Stress activates the sympatho-adreno-medullary (SAM) and HPA systems. Hormones like melatonin and others from the HPA axis modulate the sleep-wake cycle, while its dysfunction can disrupt sleep (98).

Effect of the COVID-19 pandemic on university students' lives

We found that 937 (63.9%) reported that the COVID-19 pandemic badly affected their lives, either directly or indirectly. Consistently with (99) which proved that COVID-19 confinement directly caused moderate to severe stress among university students. And agreeing with (76), stated that COVID-19 anxiety was significantly related to Crohn's disease symptom severity and social dysfunction. There were many reported causes of this stress, including infection with COVID-19, which was reported by a total of 828 students with different severities. Three hundred and seventy-seven (38.8%) of students experienced a relative's death with COVID-19, and 842 (57.4%) experienced home isolation. This was because on May 31st, the total number of confirmed cases was 267,171 cases, and 15,309 deaths by default affected all inhabitants in Egypt, including university students (100), and stress related to the high level of widespread vaccine hesitancy and worries about the COVID-19 vaccine, that only around one million citizens have been vaccinated out more than 100 million (101). In addition to the effect of the pandemic on their study, 783 (53.4%) studied online, 664 (45.3%) delayed exams, and 239 (30.2%) replaced. Even though Egypt thought these strategies would help stop the spread of the pandemic, all of these new experiences in learning and exams could be stressful and difficult for both the universities and students at this time (102). Furthermore, there are other factors like family responsibilities, personal health concerns, health problems that affected the family, and the economy that played a role.

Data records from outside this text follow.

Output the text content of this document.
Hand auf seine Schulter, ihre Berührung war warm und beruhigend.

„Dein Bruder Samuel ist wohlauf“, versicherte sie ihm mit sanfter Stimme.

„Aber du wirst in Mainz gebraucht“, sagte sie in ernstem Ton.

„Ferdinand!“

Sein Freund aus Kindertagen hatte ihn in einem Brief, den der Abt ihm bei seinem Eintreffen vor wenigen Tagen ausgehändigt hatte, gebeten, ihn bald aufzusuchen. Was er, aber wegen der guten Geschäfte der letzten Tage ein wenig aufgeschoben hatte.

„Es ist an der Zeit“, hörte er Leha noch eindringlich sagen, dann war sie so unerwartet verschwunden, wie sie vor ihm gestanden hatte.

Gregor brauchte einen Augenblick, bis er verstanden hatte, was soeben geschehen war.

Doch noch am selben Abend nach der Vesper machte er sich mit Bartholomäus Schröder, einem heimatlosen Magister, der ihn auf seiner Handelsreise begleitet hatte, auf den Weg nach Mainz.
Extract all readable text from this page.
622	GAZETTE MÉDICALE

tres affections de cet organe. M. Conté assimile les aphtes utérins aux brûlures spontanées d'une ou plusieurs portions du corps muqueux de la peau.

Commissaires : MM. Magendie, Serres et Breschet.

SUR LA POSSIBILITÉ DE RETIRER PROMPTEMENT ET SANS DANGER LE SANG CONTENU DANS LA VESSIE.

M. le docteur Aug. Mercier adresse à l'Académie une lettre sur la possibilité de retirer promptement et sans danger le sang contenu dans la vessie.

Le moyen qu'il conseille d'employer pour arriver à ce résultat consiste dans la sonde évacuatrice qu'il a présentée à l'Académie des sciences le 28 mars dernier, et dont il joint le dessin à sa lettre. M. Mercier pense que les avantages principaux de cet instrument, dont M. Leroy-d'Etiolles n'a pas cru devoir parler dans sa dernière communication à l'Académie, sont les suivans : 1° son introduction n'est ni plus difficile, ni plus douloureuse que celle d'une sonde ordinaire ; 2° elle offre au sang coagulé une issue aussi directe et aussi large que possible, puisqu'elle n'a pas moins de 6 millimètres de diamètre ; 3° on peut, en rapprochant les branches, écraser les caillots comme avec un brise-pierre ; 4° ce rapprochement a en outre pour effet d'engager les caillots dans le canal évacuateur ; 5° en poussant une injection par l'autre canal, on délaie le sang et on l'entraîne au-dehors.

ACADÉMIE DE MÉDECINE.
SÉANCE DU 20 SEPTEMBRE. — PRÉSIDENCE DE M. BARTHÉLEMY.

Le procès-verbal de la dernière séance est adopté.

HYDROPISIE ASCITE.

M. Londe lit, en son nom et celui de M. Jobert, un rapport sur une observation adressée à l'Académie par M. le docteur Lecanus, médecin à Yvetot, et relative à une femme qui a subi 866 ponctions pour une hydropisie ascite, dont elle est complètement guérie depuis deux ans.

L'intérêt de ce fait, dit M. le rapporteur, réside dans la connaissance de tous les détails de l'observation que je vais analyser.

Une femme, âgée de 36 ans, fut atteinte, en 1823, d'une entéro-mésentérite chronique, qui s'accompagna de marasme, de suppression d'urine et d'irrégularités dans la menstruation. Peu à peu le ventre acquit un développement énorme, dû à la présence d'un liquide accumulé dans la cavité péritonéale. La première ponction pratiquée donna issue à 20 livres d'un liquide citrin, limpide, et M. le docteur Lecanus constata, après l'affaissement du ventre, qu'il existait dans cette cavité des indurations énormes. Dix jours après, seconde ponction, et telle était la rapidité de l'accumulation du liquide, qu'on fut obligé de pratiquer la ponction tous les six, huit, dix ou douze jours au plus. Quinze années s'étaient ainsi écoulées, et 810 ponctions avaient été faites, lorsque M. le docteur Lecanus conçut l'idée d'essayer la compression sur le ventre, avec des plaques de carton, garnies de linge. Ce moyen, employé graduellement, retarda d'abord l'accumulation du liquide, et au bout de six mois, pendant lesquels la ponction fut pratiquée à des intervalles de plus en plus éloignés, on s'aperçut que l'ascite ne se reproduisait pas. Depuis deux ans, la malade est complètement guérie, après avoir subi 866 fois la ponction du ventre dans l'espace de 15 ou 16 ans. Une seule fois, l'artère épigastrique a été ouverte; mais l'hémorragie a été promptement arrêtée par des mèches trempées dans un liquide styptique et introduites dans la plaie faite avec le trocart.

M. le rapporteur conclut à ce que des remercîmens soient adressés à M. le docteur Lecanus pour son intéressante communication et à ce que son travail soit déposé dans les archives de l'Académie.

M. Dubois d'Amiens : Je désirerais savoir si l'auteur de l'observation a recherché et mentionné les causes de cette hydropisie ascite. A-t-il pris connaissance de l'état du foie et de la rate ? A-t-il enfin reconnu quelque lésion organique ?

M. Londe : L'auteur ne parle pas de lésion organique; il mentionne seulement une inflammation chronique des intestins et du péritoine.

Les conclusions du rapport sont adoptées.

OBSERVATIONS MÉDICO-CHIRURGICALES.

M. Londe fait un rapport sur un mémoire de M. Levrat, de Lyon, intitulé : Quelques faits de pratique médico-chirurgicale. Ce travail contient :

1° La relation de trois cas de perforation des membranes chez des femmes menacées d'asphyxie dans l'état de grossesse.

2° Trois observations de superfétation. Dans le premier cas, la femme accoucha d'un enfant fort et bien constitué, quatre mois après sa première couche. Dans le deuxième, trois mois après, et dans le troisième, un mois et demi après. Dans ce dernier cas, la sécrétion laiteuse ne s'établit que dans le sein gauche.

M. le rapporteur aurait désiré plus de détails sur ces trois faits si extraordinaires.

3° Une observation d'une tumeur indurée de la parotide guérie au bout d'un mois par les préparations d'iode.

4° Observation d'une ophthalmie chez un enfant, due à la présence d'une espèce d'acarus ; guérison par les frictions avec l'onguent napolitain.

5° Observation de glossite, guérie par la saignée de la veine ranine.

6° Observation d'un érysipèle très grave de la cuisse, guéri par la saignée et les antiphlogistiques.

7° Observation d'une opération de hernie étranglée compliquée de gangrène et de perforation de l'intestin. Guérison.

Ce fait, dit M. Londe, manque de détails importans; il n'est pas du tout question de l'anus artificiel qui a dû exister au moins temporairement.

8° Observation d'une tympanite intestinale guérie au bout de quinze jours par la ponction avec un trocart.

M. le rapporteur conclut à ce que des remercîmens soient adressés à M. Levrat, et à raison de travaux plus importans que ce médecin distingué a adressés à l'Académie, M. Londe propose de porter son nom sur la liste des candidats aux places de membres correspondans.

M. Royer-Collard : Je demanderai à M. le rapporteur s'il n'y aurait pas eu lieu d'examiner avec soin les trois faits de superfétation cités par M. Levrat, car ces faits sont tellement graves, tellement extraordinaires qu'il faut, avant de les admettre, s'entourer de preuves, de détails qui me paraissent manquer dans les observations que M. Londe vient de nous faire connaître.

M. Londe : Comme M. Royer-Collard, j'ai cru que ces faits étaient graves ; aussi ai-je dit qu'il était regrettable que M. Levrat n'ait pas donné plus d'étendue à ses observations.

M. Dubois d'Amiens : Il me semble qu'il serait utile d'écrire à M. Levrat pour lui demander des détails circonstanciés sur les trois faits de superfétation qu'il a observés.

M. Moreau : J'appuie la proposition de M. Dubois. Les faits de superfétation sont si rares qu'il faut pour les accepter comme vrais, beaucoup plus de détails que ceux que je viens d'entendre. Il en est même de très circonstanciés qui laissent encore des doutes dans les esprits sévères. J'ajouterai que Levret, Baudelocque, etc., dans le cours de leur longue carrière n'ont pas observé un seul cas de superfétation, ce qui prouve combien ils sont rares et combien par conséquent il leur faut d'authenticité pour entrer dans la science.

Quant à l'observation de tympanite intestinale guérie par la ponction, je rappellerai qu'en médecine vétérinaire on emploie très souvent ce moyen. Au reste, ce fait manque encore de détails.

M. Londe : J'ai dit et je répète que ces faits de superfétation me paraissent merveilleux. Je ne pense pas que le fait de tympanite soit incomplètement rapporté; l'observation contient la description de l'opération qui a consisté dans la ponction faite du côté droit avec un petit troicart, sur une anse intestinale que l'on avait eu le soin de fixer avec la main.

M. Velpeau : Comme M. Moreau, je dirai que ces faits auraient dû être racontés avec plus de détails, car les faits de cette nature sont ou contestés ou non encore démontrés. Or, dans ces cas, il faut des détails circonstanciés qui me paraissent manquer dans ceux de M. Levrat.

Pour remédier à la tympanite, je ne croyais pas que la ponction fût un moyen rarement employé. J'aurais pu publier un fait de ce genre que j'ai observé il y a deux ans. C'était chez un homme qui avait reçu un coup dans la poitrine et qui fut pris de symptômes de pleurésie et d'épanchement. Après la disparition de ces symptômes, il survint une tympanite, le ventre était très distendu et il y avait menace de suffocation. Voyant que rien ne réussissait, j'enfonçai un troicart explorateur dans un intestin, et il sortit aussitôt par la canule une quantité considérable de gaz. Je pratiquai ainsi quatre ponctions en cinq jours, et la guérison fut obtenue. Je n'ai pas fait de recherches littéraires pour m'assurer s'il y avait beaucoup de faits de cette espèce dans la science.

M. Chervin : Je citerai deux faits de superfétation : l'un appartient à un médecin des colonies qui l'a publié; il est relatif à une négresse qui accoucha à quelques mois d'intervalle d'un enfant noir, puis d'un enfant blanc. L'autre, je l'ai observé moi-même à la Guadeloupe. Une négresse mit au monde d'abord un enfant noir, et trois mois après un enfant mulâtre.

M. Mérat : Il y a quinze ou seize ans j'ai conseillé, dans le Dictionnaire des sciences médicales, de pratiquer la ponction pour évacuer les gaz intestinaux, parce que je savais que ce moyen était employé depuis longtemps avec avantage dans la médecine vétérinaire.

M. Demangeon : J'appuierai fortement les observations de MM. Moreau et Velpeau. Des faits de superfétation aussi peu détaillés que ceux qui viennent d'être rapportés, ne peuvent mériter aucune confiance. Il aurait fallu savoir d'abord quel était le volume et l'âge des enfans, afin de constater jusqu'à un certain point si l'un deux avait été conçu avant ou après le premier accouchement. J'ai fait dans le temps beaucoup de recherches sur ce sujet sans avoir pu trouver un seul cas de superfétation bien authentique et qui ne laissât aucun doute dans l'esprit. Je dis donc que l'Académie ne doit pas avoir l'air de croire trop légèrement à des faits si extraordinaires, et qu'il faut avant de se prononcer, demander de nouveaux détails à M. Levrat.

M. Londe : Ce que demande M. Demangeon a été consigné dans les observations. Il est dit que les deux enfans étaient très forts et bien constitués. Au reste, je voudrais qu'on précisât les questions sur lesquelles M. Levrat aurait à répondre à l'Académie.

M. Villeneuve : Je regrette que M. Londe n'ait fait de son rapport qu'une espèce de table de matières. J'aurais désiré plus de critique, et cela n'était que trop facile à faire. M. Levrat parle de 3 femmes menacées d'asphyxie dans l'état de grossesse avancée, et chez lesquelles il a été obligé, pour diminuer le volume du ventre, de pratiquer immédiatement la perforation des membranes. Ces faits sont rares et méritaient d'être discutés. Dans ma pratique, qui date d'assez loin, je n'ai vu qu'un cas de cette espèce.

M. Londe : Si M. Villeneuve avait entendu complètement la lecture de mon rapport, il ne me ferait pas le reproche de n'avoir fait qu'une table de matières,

In the students whose lives were adversely affected (T = 937) during the pandemic, there was a moderate to good (r > 0.76), positive or direct statistically significant association (p = 0.001) between the effects of COVID-19 on students' health status or that of their relatives, and the overall stress-related symptoms and its four subtypes. In addition to COVID-19-related stress, the post-COVID-19 condition may be to blame for this. Additionally, as many as 828 (88.4%) of the population may have post-COVID-19 syndrome. Although there are many different, changing, and fluctuating clinical symptoms, fatigue and neurocognitive impairments are the most common. Post-COVID-19 syndrome, which manifests as a variety of emotional symptoms like depression and anxiety; physical symptoms like headaches, fatigue, and menstrual changes; behavioral symptoms like appetite and sleep disturbance; and post-COVID-19 cognitive impairment. Although post-COVID-19 syndrome is not well understood, its diagnostic criteria have not undergone adequate psychometric evaluation (103, 104). It is critical to distinguish it from stress-related symptoms.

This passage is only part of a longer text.